There are apparently only seven basic plot archetypes, it is from these that almost every story ever written is derived. Any story you read or watch at the cinema will a combination of one or more of these. The descriptions are taken from the fantastic suite101 website.

* The Quest

The Quest story model revolves around a central protagonist striving to meet an all important and often far off goal. The hero cannot rest until this task has been completed. Along this journey the hero will be met with obstacles and forces trying to stop him from achieving his goal.

Examples of the this story model are The Lord of the Rings, Apocalypse Now, Raiders of the Lost Ark.

* Voyage and Return

Much like the Quest, the Voyage and Return story type is based around a journey. In this plot type the hero is transported to another world and then back again. On this journey the protagonist learns things that give him a deeper understanding of himself and the world around him.

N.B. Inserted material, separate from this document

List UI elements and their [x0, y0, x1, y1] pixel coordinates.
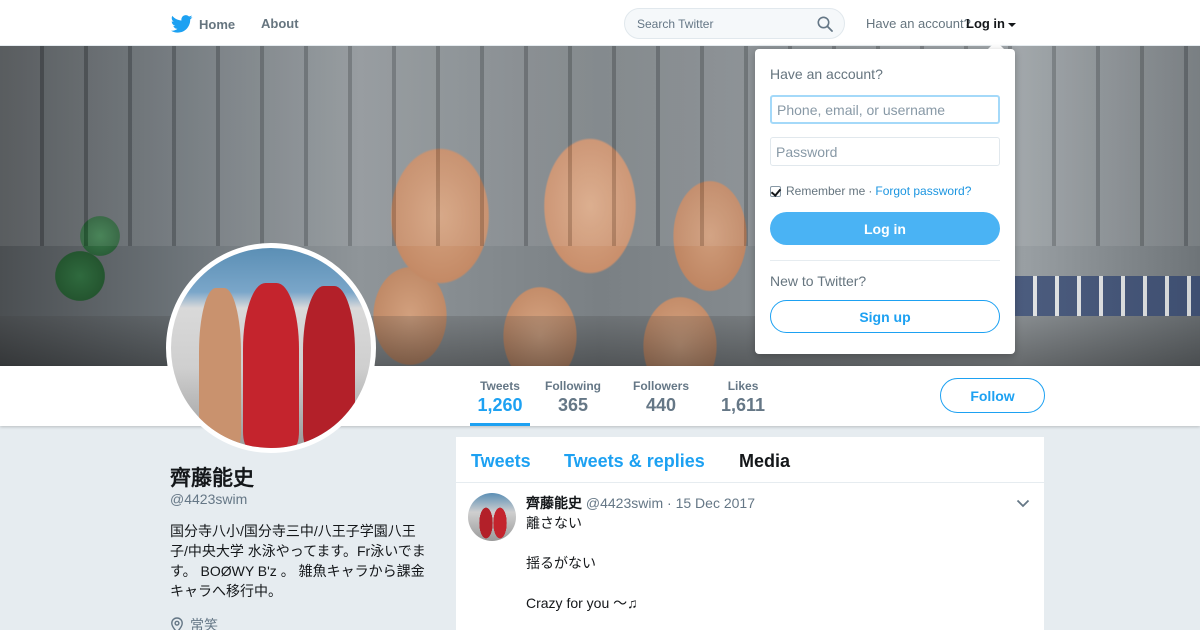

Examples of Voyage and Return stories are Alice in Wonderland, Gulliver's Travels, Back to the Future, the Wizard of Oz.

* Rebirth

In the rebirth story type the protagonist is often cast under some dark spell either instigated by himself or an outside force. The heroes liberation can only be achieved through the actions of other good forces. In these story types the redemptive power of love can be a liberating force. What is striking about the Rebirth story type is that the protagonists imprisonment is derived from something from within his own psyche.

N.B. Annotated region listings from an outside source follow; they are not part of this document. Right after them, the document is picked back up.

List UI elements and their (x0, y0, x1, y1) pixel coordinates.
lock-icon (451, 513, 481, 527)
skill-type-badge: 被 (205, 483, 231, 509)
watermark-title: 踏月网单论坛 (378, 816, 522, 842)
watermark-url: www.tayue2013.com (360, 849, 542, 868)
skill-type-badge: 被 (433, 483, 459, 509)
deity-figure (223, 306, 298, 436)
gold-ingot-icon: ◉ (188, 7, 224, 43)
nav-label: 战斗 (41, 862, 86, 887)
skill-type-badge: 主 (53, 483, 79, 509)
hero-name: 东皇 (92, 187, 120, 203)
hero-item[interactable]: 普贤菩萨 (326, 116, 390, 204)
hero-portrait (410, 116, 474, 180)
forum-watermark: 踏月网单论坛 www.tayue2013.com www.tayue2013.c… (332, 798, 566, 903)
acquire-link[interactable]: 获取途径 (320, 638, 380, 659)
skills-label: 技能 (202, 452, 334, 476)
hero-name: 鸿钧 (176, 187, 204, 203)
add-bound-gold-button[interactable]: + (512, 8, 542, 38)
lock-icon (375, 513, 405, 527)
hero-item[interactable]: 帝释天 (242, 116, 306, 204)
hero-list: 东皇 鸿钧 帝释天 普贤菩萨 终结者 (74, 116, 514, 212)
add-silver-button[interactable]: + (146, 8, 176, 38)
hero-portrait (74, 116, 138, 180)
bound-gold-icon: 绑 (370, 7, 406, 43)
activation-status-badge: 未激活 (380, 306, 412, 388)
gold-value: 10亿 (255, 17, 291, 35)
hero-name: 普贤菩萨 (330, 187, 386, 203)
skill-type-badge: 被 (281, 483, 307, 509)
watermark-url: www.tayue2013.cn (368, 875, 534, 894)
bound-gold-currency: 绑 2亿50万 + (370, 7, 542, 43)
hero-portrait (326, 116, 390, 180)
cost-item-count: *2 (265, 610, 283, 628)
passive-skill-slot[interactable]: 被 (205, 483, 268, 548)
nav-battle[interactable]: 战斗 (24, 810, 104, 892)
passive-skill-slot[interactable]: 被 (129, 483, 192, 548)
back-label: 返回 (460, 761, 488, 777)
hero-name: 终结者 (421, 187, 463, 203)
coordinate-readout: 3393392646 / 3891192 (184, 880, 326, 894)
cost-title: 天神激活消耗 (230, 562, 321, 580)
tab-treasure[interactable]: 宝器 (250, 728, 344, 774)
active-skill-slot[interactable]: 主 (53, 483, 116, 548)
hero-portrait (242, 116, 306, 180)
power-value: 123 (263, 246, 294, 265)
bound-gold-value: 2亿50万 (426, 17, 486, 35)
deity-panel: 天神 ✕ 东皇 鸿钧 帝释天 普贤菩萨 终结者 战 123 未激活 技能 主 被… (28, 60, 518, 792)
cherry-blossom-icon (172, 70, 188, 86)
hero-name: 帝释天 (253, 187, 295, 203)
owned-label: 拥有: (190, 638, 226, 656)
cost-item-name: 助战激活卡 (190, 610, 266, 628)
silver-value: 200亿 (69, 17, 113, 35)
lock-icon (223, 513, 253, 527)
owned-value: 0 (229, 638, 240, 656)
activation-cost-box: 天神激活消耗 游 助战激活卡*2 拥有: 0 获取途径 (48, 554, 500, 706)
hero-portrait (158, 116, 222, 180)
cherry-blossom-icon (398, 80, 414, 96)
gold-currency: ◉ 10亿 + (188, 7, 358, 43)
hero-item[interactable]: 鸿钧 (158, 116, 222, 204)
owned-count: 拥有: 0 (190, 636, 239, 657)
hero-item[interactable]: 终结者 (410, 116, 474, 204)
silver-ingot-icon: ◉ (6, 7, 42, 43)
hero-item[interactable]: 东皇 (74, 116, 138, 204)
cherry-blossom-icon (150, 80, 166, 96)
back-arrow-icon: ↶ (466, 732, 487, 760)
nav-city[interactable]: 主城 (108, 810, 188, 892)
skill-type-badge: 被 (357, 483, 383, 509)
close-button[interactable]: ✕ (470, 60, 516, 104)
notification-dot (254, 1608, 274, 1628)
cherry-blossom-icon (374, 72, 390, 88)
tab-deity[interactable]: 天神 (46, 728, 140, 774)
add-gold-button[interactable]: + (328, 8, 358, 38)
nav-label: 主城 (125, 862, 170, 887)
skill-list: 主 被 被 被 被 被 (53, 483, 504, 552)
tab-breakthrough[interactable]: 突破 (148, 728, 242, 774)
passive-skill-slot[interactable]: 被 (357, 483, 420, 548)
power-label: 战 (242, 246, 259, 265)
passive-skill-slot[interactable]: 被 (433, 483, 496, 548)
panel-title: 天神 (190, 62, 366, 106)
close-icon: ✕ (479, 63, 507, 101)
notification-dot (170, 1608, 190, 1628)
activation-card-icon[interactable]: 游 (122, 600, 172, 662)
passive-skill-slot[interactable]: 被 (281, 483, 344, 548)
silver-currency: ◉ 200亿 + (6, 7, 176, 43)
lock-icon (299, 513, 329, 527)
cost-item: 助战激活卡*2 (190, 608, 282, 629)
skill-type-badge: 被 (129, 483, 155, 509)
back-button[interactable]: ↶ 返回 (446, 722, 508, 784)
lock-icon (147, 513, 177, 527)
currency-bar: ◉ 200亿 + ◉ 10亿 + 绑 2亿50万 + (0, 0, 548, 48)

Examples of the Rebirth story type are A Christmas Carol, Beauty and the Beast.

* Comedy

Defining the Comedy story archetype is problematic as in modern times the term has come to mean simply anything that is funny. Therefore stories constructed from the other basic plot types have been mistakenly termed comedies.

Aristotle described comedy as showing people to be worse than they are and tragedy as showing people to be greater than they are. In the classic definition of Comedy plots the characters are thrown into a state of confusion, darkness and bewilderment where resolution can only come when these constricting factors have been played out to their extremes.

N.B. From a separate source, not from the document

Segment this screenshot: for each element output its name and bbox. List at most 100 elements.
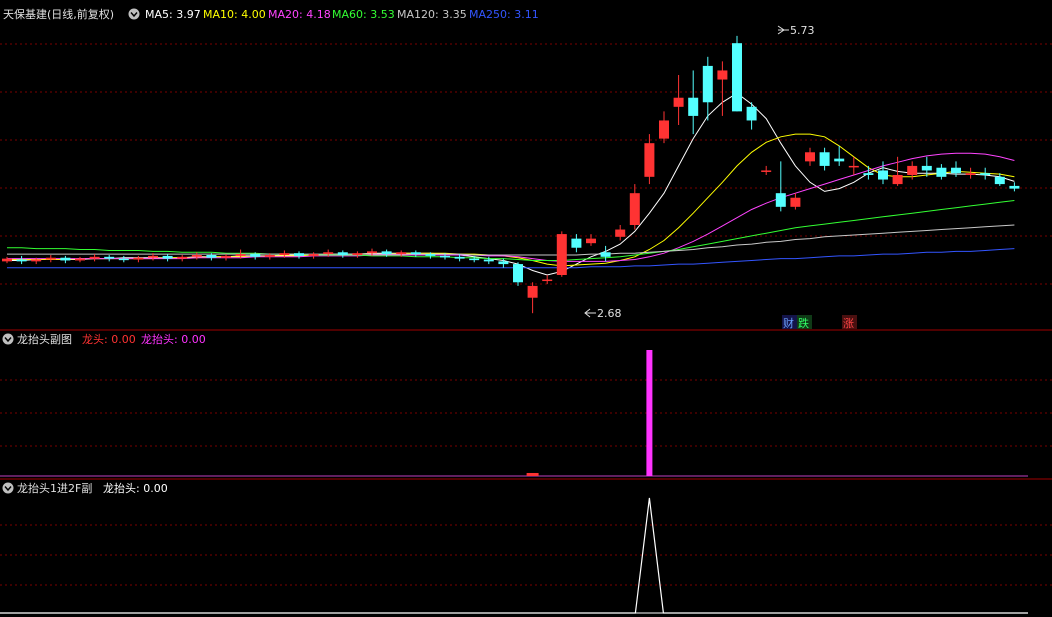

Comedy examples are All’s Well That Ends Well, When Harry Met Sally, Some Like It Hot.

* Tragedy

In Aristotelian tragedy the central character is an individual (usually of great status) who goes through a series of actions and decisions that unwittingly brings about their own downfall. This downfall is supposed to provoke feelings of pity and fear in the audience and end in a catharsis or what is sometimes called a “purging” of emotion.

Examples of Tragedy are Hamlet. Carlito’s Way, Macbeth, Oedipus the King.

* Overcoming the Monster

In Overcoming the Monster stories the hero/heroes must overcome a dark evil creature/person/entity that has exerted an evil destructive force over a place, persons or people.

Examples of this plot are The Silence of the Lambs, Dracula, Jaws, Hansel and Gretel.

* Rags to Riches

In Rags to Riches plots the central character is seemingly plucked from nothing to greatness where he/she is very often rich and of immense status. In this story type the hero very often gets quick success which is swiftly taken away from him/her. In order for him/her to return to this “rich” state the protagonist must very often defeat a foe of some kind.

Examples of this story type are Aladdin, Cinderella, Great Expectations.